Quote:
Originally Posted by walkby
God in the "Christian context" is the Father, the Son (Jesus Christ), and the Holy Spirit. As far as I know all three always existed. If that's true then God as a relationship between a Father (the Father) a son (Jesus) and the Father's spirit always existed. If I'm not mistaken everything is for the glory of God (the Father), from creation, to the devil's rebellion (and the rebellion of other angel's), to Adam's initial sin which lead to sin for all of us (and death), to the Father sending Jesus to die for our sins, to the salvation that is in Jesus, possibly even God's love for us and even the wrath that will be poured out on people who die without believing in Jesus' name. It's all done for God's glory. Perhaps at some point before creation there was the desire to do something for God's glory and this is it? The Bible says God is love (meaning the Father, I think), so I think it might be reasonable to think that this is what the Father and the Son are (Jesus said he and his Father are one). though Jesus is fully God and fully man, and maybe even the Holy Spirit, but I'm not sure there, so if all 3 have always existed, that loving relationship has always existed and they might have always done things with and for each other, but at some point maybe this is what they wanted to do or maybe this is what they always wanted to do? Just speculation, I guess, what happened before creation might be beyond our ability to comprehend. I think it's reasonable that God (the Father) could be perfect and still want.
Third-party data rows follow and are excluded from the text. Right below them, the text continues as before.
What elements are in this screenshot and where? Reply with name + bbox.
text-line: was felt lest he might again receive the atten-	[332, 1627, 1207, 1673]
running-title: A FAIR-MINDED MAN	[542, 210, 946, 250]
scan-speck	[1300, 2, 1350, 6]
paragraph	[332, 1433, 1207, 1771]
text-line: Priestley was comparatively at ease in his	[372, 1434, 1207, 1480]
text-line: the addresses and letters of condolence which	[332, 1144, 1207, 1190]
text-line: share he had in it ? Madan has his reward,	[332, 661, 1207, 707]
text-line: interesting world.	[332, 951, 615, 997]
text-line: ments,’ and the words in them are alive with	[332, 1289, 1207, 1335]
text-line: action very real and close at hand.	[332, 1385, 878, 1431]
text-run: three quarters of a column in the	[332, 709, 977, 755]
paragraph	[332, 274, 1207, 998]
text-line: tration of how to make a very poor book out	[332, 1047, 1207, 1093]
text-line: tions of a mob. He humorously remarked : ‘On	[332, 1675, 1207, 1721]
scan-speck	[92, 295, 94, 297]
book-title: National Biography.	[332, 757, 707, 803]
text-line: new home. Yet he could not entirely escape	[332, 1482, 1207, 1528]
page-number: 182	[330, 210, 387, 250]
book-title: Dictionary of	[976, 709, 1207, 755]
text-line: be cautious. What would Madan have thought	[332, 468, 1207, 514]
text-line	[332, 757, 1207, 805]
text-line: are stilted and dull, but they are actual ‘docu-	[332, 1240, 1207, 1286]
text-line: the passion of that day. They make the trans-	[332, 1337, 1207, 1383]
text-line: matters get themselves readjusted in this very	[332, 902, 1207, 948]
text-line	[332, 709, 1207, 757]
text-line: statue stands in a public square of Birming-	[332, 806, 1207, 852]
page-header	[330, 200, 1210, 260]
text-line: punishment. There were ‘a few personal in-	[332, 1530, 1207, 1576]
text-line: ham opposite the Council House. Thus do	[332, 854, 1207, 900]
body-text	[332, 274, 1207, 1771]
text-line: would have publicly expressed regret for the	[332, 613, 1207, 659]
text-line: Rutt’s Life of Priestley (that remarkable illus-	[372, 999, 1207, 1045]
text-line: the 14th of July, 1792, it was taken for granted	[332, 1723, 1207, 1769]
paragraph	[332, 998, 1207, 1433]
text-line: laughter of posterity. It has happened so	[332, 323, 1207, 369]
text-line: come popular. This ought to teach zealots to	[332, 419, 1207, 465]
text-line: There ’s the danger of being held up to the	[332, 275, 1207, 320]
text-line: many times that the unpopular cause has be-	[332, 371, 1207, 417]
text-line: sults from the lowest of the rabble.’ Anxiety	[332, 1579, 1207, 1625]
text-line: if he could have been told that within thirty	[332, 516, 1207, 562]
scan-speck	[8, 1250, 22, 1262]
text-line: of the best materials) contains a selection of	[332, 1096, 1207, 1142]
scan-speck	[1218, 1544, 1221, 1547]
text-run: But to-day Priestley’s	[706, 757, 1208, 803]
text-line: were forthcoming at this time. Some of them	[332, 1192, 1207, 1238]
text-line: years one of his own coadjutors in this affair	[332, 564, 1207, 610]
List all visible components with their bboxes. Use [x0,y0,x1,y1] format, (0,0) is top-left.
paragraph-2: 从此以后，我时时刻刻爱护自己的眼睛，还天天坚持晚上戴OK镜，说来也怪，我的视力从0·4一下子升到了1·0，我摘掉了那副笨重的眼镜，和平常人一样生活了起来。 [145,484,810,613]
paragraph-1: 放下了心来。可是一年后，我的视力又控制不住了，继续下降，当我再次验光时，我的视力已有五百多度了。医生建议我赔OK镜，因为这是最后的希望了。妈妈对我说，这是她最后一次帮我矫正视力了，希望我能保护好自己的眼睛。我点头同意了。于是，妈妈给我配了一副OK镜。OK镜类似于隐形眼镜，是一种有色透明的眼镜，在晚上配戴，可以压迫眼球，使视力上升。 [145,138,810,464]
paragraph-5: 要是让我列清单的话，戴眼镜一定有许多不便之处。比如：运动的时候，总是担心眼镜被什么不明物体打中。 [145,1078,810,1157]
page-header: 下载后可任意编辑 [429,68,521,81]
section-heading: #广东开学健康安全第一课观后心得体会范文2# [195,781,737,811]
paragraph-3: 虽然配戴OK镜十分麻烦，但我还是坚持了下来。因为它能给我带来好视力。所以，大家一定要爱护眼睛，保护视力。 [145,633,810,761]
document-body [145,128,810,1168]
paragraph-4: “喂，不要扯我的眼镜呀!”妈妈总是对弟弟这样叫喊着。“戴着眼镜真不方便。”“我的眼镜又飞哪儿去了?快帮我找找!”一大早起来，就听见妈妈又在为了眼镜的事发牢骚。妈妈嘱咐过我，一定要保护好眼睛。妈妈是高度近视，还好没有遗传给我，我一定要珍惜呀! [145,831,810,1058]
Take the creation part out of it. Does that sentence make logical sense at all? How could a being which is in a state of perfection, absolutely flawless and eternal, have a want for anything? To have a want implies you are lacking something, but to be perfect presupposes that you lack nothing in any aspect. Perfect means perfect across all categories. Perfect intelligence, perfect happiness, perfect contentedness, perfection in all conceivable ways. Perfection wants for nothing because it already has everything.
There would never have been any impetus for a perfect, eternal being to change at all.
The Father, Son, and Holy Spirit as three separate beings, but also somehow one, makes no logical sense whatsoever either but I digress on that point.